No bills of exception were taken on the trial, and no evidence has been offered on this rule, so that, as far as matters took placq then, the court can only consider its own notes and recollection.
As to the first and second grounds, my recollection is that I charged the jury that this was not an action on the bond given for an attachment, but an action for damages for a wrongful seizure, and if they should find that the seizure was wrongful, but made in good faith, they should find for the plaintiff, giving him only actual damages proved; but if they should find that the seizure was wrongful, and made in bad faith or malicious, they might assess proper punitory damages in addition to actual damages proved. Further, that a seizure was wrongful if made without proper legal ground to sustain it, and that while malice was to be proved, yet the jury might infer it from evidence satisfying them of the wantonness of the seizure and oppressive conduct on the part of the defendant, “and taking into consideration all the evidence in the case.” I still think this was correct, and the jury fully understood me, and regarded the charge.

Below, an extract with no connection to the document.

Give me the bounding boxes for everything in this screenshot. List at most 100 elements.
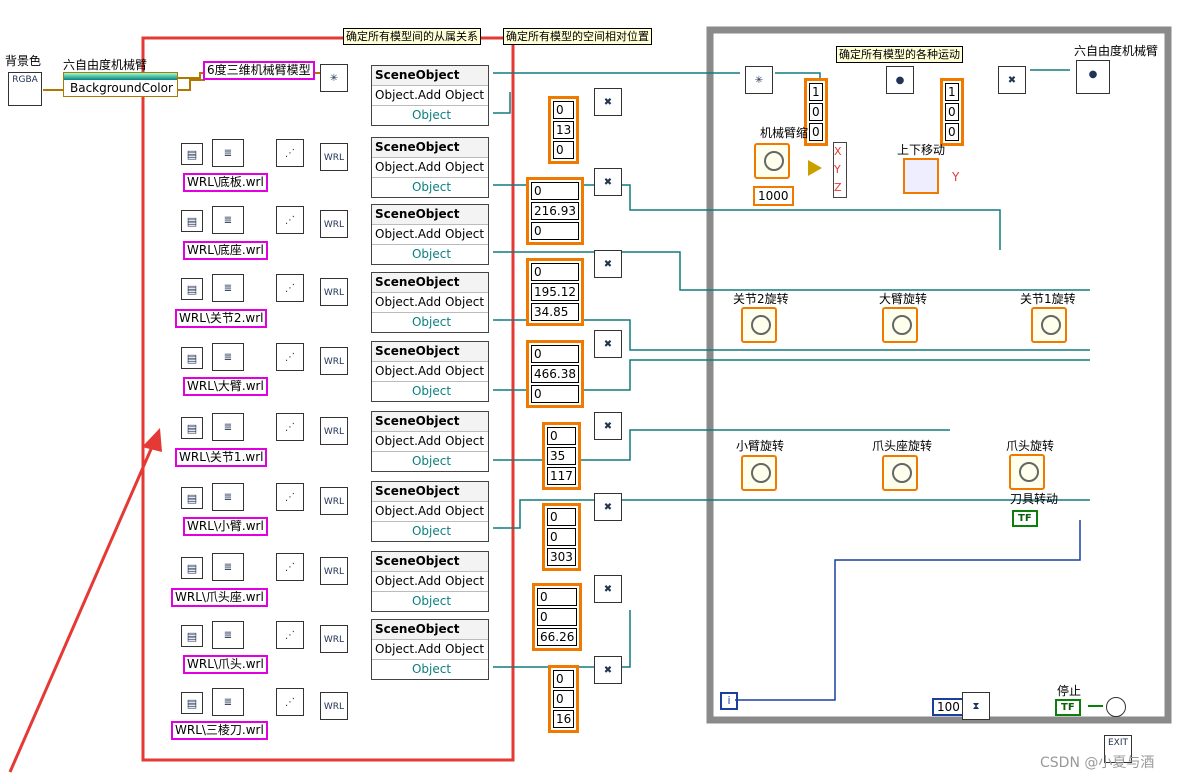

As to the third ground, I am of the opinion there was no occasion for the surprise of either the defendant or his counsel. All the evidence they offered was admitted, and before the defendant testified, on ruling as to the admissions of the depositions to which counsel for plaintiff objected, I distinctly stated, and, my recollection is, more than once, that evidence of representations made by Tiblier as to his residence, to other parties than the defendant, could not be received by the jury as bearing on the good faith actuating the defendant in making the affidavit for the attachment, unless it was shown that such representations were communicated to the defendant. The proposition that Alford could not have been influenced by representations he had never heard of, is so self-evident that I doubt if counsel could have been surprised even if I had not announced it. The instruction to the jury on the subject was “that if they found from the evidence that the affidavit of Alford was based upon representations made by Tiblier to him, or made by Tiblier to other persons and communicated to him, they should find for the defendant; but
With regard to the fourth and fifth grounds — excessive damage and interest — it has been brought to my attention since the argument that the plaintiff has entered a remitter of $1,000 and all interest prior to date of judgment, reducing the verdict and judgment to $1,500. „The actual damages proved by plaintiff on the trial were: the sum paid for counsel fees, $150; interest on $1,500 of Eegan for two months, $12.50; interest on $750 for three months, and interest on $750 for one year, $46.87; total, $220.37. The breaking up, for two months, of his business, in the nature of consequential damages, was proved to have been as much as alleged in the petition — $600 per month. These latter damages were properly considered by the jury in making up their verdict, if they found, as they evidently did, that the seizure was wrongful, wanton,, and malicious. Those damages, actual and consequential, amounting to $1,420.27, substantially compensate the plaintiff, and in my opinion sufficiently admonish the defendant. Exemplary or punitory damages are not allowed for the purpose of rewarding, beyond compensation, the injured party, but as a punishment, to deter others from like conduct. This whole matter is very fully treated in Sedgwick on Damages, chapter entitled “Exemplary Damages.”
In this case the verdict as reduced, in my judgment, properly vindicates the law and promotes the ends of justice.
Let the motion for a new trial be overruled and discharged.